Beschleunigung verwaltungsgerichtlicher Verfahren: Was bringt der neue VwGO-Turbo?

Gastbeitrag von Dr. Karsten Keller

23.02.2023

Die Ampel drückt aufs Tempo: Änderungen in der VwGO sollen dafür sorgen, dass Gerichtsverfahren im Zusammenhang mit Infrastrukturprojekten zeitlich gerafft werden. Aber hält das neue Gesetz, was es verspricht? Karsten Keller hat Zweifel.

Genehmigungsverfahren dauern. Selbst Baugenehmigungen für Einfamilienhäuser benötigen mitunter Monate. Wenn dann noch Nachbarn oder Umweltverbände klagen, sind Ausdauer und Geduld gefragt. Zwei Jahre bis zu einem erstinstanzlichen Urteil sind keine Seltenheit. 

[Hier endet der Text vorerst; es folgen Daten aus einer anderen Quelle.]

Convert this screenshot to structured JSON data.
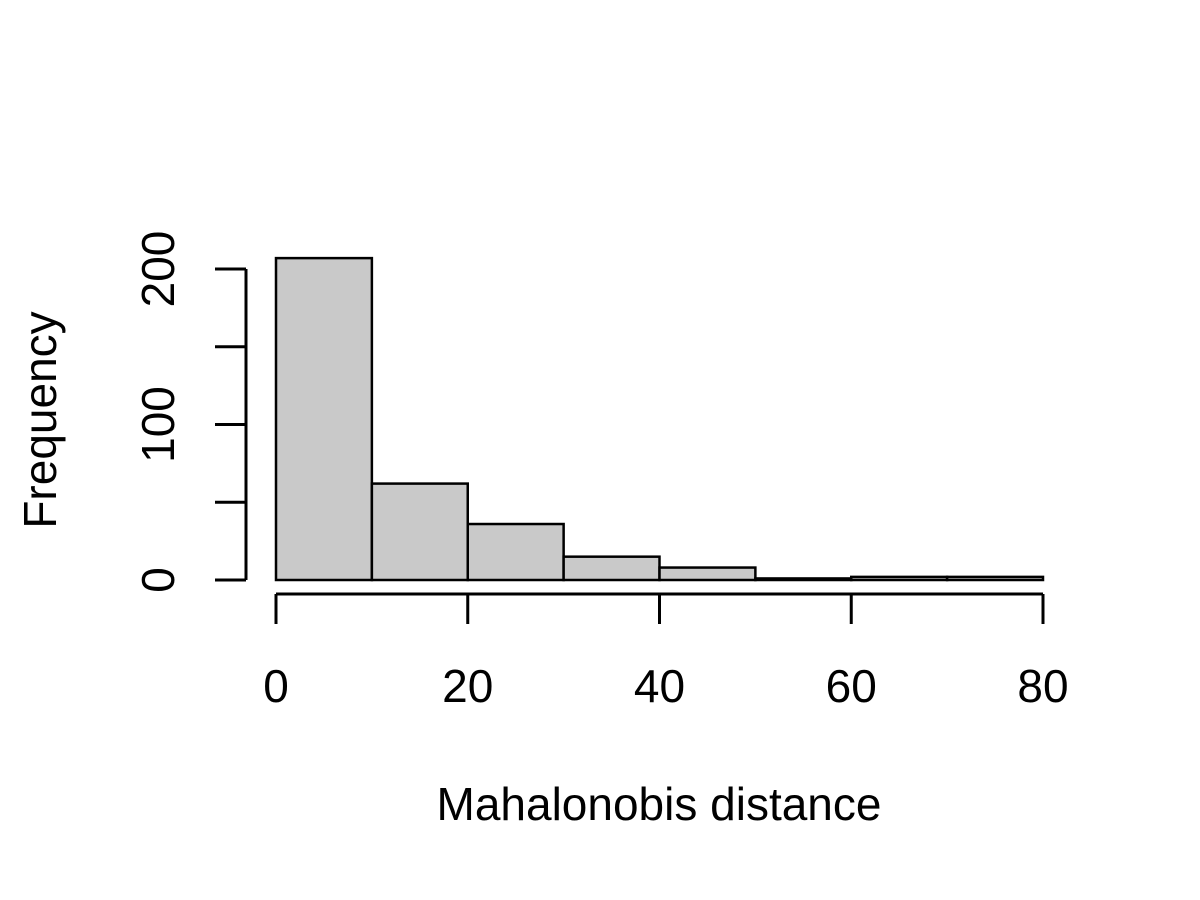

Zumindest für Infrastrukturvorhaben wie Autobahnen und Schienenwege soll es mit dem Gesetz zur Beschleunigung von verwaltungsgerichtlichen Verfahren im Infrastrukturbereich künftig schneller gehen. Der Bundestag beschloss am 10. Februar entsprechende Änderungen der Verwaltungsgerichtsordnung (VwGO). Nachdem bei der Sachverständigenanhörung wenige Tage davor massive Kritik an dem Gesetzentwurf geäußert worden war, kam es auf den letzten Metern noch einmal zu diversen Änderungen. Zuvor waren die erhofften Beschleunigungseffekte nicht nur von der Bundesrechtsanwaltskammer angezweifelt worden. Die Präsidentinnen und Präsidenten der Verwaltungsgerichtshöfe und Oberverwaltungsgerichte (OVG) der Länder und des Bundesverwaltungsgerichts (BVerwG) machten zudem verfassungs- und europarechtliche Bedenken geltend.

Gesetzgeber verliert sich in Details

Im Ergebnis ist das Gesetz weder ein Maximum an Flexibilität für die Gerichte noch maximal ein Nullum, wie es in der Bundestagsdebatte hierzu hieß. Die Gesetzesänderungen wirken vielmehr wie das Werk eines Mikromanagers, der sich in Details verliert, ohne erhebliches Beschleunigungspotential zu heben. 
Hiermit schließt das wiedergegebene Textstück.